I decided to celebrate Patriot’s Day by going to the Hale Reservation for a hike. It seems like Dixie’s responding to the Thyroxin and Cosequin; she was a little lively, seemed to have some energy, so I thought, why not. Hale Reservation, which sits in the tony area of Westwood, is only a 15-20 minute drive from Waltham on Route 128/95. The reservation during the summer becomes a boy scout campground and dogs are not allowed there after June 22nd, as I learned upon arriving from a departing dog walker. The area includes two big lakes and lots of hiking trails. While Dixie didn’t go swimming, she did go in up to her dew claws and drank up the fresh, clear and cold lake water. There were lots of other dogs swimming and running around. Again, Dixie did not interact with the other dogs and seemed tentative around them but that’s ok. She does have more spunk than she had even yesterday.

On our way back to Waltham I decided to take the local roads, to check out the area. I thought I’d drive from Westwood, through Dover to Wellesley, from there up through Newton and then into Waltham. It was a good plan, I had my map book with me and it was a beautiful day for a ride. Today was also the Boston Marathon, in which 20,000 runners participate and run from somewhere west of Wellesley into Boston. Most of the City of Boston shuts down on Patriot’s Day, not because it’s a holiday but because of all the people who participate and watch the race. The City virtually grinds to a halt from all the people. It is a huge attraction. I figured (if you know me you know I’m always figuring) that by 4 in the afternoon the race would be done, the roads would be open and I could just slide home. Not so. What took me 20 minutes to get to took me two hours to get home.

I was hot, I was tired, I was becoming bitchy. The traffic was backed up and people were everywhere, carrying their lawn chairs, blankets and seat cushions. Cars were everywhere. Roads, especially the ones I wanted to take, were blocked off. It was a mess. Mind you now, I’m ten miles west of the City of Boston and it’s eight hours after the race started. Eventually I was able to wend my way back along Boylston St. to get onto 128/95 and slowly inch my way home. The guy on the radio said that 128 was clear in both directions. Obviously, he wasn’t there.
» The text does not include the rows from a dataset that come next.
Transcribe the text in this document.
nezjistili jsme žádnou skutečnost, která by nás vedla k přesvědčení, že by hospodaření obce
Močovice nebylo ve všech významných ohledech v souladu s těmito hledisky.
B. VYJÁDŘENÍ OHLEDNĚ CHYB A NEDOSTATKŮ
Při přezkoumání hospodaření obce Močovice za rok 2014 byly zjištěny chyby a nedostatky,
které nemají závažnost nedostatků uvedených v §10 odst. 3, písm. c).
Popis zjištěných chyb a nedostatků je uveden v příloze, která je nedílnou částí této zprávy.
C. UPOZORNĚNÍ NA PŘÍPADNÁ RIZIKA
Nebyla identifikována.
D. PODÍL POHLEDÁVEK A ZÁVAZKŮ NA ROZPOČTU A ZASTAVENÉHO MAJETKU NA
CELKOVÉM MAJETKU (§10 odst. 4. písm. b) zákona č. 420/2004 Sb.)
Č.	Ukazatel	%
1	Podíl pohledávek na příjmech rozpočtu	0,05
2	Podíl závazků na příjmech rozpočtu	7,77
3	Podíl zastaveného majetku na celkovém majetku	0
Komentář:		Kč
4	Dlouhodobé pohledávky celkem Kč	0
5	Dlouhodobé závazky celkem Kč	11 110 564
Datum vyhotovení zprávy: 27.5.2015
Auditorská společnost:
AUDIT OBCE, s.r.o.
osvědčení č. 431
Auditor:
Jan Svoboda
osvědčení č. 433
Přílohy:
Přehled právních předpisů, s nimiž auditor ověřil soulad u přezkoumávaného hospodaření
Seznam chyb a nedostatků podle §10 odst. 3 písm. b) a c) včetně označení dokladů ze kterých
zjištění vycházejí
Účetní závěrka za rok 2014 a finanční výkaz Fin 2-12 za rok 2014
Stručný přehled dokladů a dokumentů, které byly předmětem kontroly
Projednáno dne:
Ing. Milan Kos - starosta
What I could have gone for right then out there on the road, though, was a couple of Whale Tails to take off the edge and a Harley to cut through all the traffic. Well, maybe not. Maybe it was just better to kick back and revel in the thoughts of the weekend’s unfolding of nature, history, music, and song while creeping along at 20 mph on a beautiful Sunday afternoon in eastern Massachusetts.